Now we know that the law is good, if one uses it lawfully, understanding this, that the law is not laid down for the just but for the lawless and disobedient, for the ungodly and sinners... 1 Timothy 1:8-9a

We need to talk about God’s moral law so that we can use it lawfully. God's law reveals His holiness to a generation who has been indoctrinated with the belief that it is intolerant to ever suggest that someone's lifestyle is wrong. The law shows us we ought to obey God, but we have failed miserably; even worse, we can’t keep it. It’s not in our will power to do it. And so we’re condemned. God's moral law brings conviction of sin by revealing God's holiness and His perfect standard, thus humbling us and pointing us to Jesus!

The gospel proclaims, “Christ redeemed us from the curse of the Law, having become a curse for us” (Gal. 3:13)!

Many pastors and churches today are reluctant to take public stances on today's culturally celebrated sins (particularly homosexuality and abortion), even as they privately acknowledge the sinfulness of these choices. Why is this?

  • Christians have a difficult time loving sinners. Sinners sin. That is their nature. Jude 22-23 reminds believers, "And have mercy on those who doubt; save others by snatching them out of the fire; to others show mercy with fear, hating even the garment stained by the flesh." I agree with Paul Tripp when he says the key to being an effective instrument of heart change in the life of another person is to start with your own heart. We must be motivated by love when we say tough things.
  • Many pastors buy into the idea that a larger church is better.Many pastors believe this with good intentions--"If more people who hear the gospel, more will be saved." Others allow their ego to drive them. They love the power and attention of influence. There is nothing inherently wrong with a big church. But if a church compromises in preaching the full counsel of God in an attempt to appeal to and attract the lost, this "church" will be destined for spiritual destruction.

I say over and over, the reason I primarily teach books of the Bible is to keep me accountable to the full council of God. I must preach what God says on issues that offend Him and not just the ones that offend me.

We love people by treating them with dignity and respect as well as by caring enough about them to share the truth of Jesus. We hate sin by not condoning or excusing it. In both our love for the sinner and our hate for the sin, we must be careful to act in a way that honors God, letting our reasonableness be known (Philippians 4:5) and speaking with gentleness and respect (1 Peter 3:15).

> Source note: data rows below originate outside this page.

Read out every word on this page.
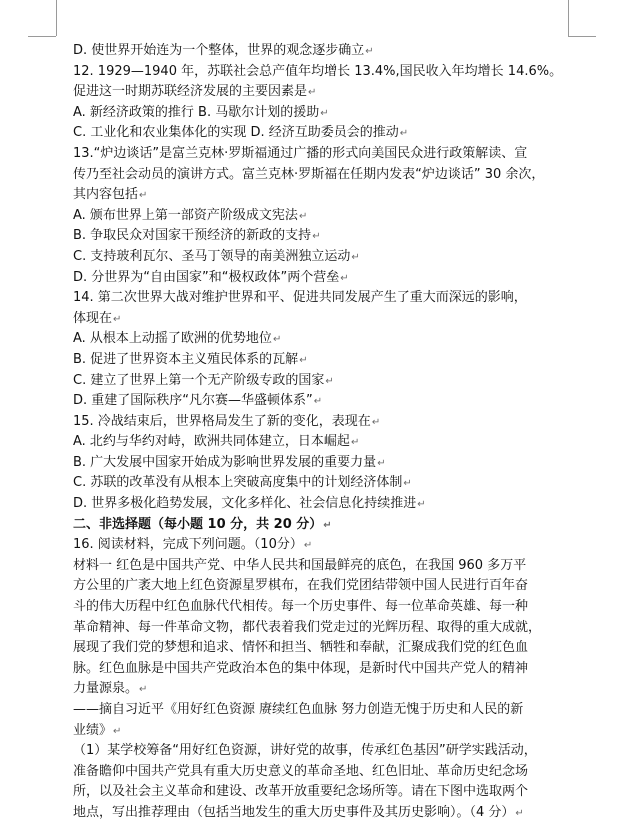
D. 使世界开始连为一个整体，世界的观念逐步确立↵
12. 1929—1940 年，苏联社会总产值年均增长 13.4%,国民收入年均增长 14.6%。
促进这一时期苏联经济发展的主要因素是↵
A. 新经济政策的推行 B. 马歇尔计划的援助↵
C. 工业化和农业集体化的实现 D. 经济互助委员会的推动↵
13.“炉边谈话”是富兰克林·罗斯福通过广播的形式向美国民众进行政策解读、宣
传乃至社会动员的演讲方式。富兰克林·罗斯福在任期内发表“炉边谈话” 30 余次，
其内容包括↵
A. 颁布世界上第一部资产阶级成文宪法↵
B. 争取民众对国家干预经济的新政的支持↵
C. 支持玻利瓦尔、圣马丁领导的南美洲独立运动↵
D. 分世界为“自由国家”和“极权政体”两个营垒↵
14. 第二次世界大战对维护世界和平、促进共同发展产生了重大而深远的影响，
体现在↵
A. 从根本上动摇了欧洲的优势地位↵
B. 促进了世界资本主义殖民体系的瓦解↵
C. 建立了世界上第一个无产阶级专政的国家↵
D. 重建了国际秩序“凡尔赛—华盛顿体系”↵
15. 冷战结束后，世界格局发生了新的变化，表现在↵
A. 北约与华约对峙，欧洲共同体建立，日本崛起↵
B. 广大发展中国家开始成为影响世界发展的重要力量↵
C. 苏联的改革没有从根本上突破高度集中的计划经济体制↵
D. 世界多极化趋势发展，文化多样化、社会信息化持续推进↵
二、非选择题（每小题 10 分，共 20 分）↵
16. 阅读材料，完成下列问题。（10分）↵
材料一 红色是中国共产党、中华人民共和国最鲜亮的底色，在我国 960 多万平
方公里的广袤大地上红色资源星罗棋布，在我们党团结带领中国人民进行百年奋
斗的伟大历程中红色血脉代代相传。每一个历史事件、每一位革命英雄、每一种
革命精神、每一件革命文物，都代表着我们党走过的光辉历程、取得的重大成就，
展现了我们党的梦想和追求、情怀和担当、牺牲和奉献，汇聚成我们党的红色血
脉。红色血脉是中国共产党政治本色的集中体现，是新时代中国共产党人的精神
力量源泉。↵
——摘自习近平《用好红色资源 赓续红色血脉 努力创造无愧于历史和人民的新
业绩》↵
（1）某学校筹备“用好红色资源，讲好党的故事，传承红色基因”研学实践活动，
准备瞻仰中国共产党具有重大历史意义的革命圣地、红色旧址、革命历史纪念场
所，以及社会主义革命和建设、改革开放重要纪念场所等。请在下图中选取两个
地点，写出推荐理由（包括当地发生的重大历史事件及其历史影响）。（4 分）↵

How are you doing in your witness? At work? On Facebook? In the marketplace?

Trevin Wax writes, "In a culture that has lost its appetite for truth and has developed an appetite for coarseness and sensationalism, cable news plays to our worst tendencies. A steady diet of cable news reinforces the idea that everything is about politics, that everything is life or death, and that we should all devote our attention to the big news story every day." He continues, "Does a regular rhythm of cable news make us better neighbors? Better moms and dads? Better church members?"

If we allow our favorite news programs to indoctrinate our thinking, we will begin to see our mission field as our enemy. A regular rhythm of God's Word is what we need if we are going to fulfill our mission of being salt and light in this crooked and twisted generation.